Yang S, Li G, Yu Y. Cross-Modal Relationship Inference for Grounding Referring Expressions[C]//Proceedings of the IEEE Conference on Computer Vision and Pattern Recognition. 2019: 4145-4154.
1. Overview
1.1. Motivation
- existing work can not extract multi-order relationships
In this paper, it proposes
1) Cross-Modal Relationship Extractor (CMRE)
2) Gated Graph Convolutional Network (GGCN)
Graph Construct:
1) spatial relation graph $G^s=(V, E, X^s)$
2) language-guided visual relation graph $G^v=(V, E, X, P^v, P^e)$
3) multimodal (language, visual and spatial information) relation graph $G^m=(V, E, X^m, P^v, P^e)$
4) propagate with gated operation
1.2. Dataset
- RefCOCO
- RefCOCO+
- RefCOCOg
2. Cross-Modal Relationship Inference Network
2.1. CMRE
2.1.1. Spatial Relation Graph
$G^s$.
1) Node. visual feature $v_i$ from pretrained CNN model
2) Edge. $e_{ij}$ from 1 to $N_e=11$
2.1.2. Language Context
1) softly classify the words in the expression into four types (entity words, relation, absolute location and unnecessary words)
2) $m_t = [m_t^{(0)}, m_t^{(1)}, m_t^{(2)}, m_t^{(3)}]$
2.1.3. Language-Guided Visual Relation Graph
highlight the vertices and edges of $G^s$, that have connections with the referring expression, to generate $G^v$.
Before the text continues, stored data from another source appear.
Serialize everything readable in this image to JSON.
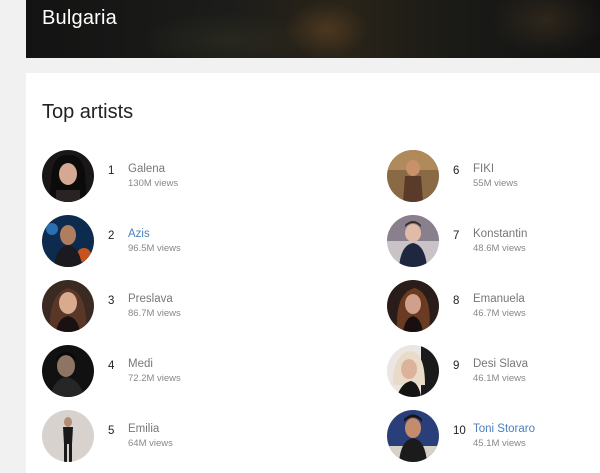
{
  "banner": {
    "title": "Bulgaria"
  },
  "top_artists": {
    "title": "Top artists",
    "artists": [
      {
        "rank": "1",
        "name": "Galena",
        "views": "130M views",
        "linked": false
      },
      {
        "rank": "2",
        "name": "Azis",
        "views": "96.5M views",
        "linked": true
      },
      {
        "rank": "3",
        "name": "Preslava",
        "views": "86.7M views",
        "linked": false
      },
      {
        "rank": "4",
        "name": "Medi",
        "views": "72.2M views",
        "linked": false
      },
      {
        "rank": "5",
        "name": "Emilia",
        "views": "64M views",
        "linked": false
      },
      {
        "rank": "6",
        "name": "FIKI",
        "views": "55M views",
        "linked": false
      },
      {
        "rank": "7",
        "name": "Konstantin",
        "views": "48.6M views",
        "linked": false
      },
      {
        "rank": "8",
        "name": "Emanuela",
        "views": "46.7M views",
        "linked": false
      },
      {
        "rank": "9",
        "name": "Desi Slava",
        "views": "46.1M views",
        "linked": false
      },
      {
        "rank": "10",
        "name": "Toni Storaro",
        "views": "45.1M views",
        "linked": true
      }
    ]
  },
  "colors": {
    "link": "#4a7fc1",
    "muted": "#777777"
  }
}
1) gate for $v_i$ according to the expression
2) gate $p_j^e$ for edge with type $j=1, 2, …, N^e$
$P^v=p_i^v, i=1,…,K$
$P^e=p_j^e, j=1,…,N_e$
2.2. Multimodal Context Modeling
generate $G^m$.
2.2.1. Language-Vision Feature
$x_i^m = [x_i^s, c_i]$
2.2.2. Semantic Context Modeling
GGCN.
1) →,←. encoded feature for out- and in- relationships respectively
2) finally get semantic contexts $X^c=x_i^c, i=1,…,K$
3) for each $v_i$, $x_i=[W_p p_i, x_i^c]$, encode spatial feature $p_i$.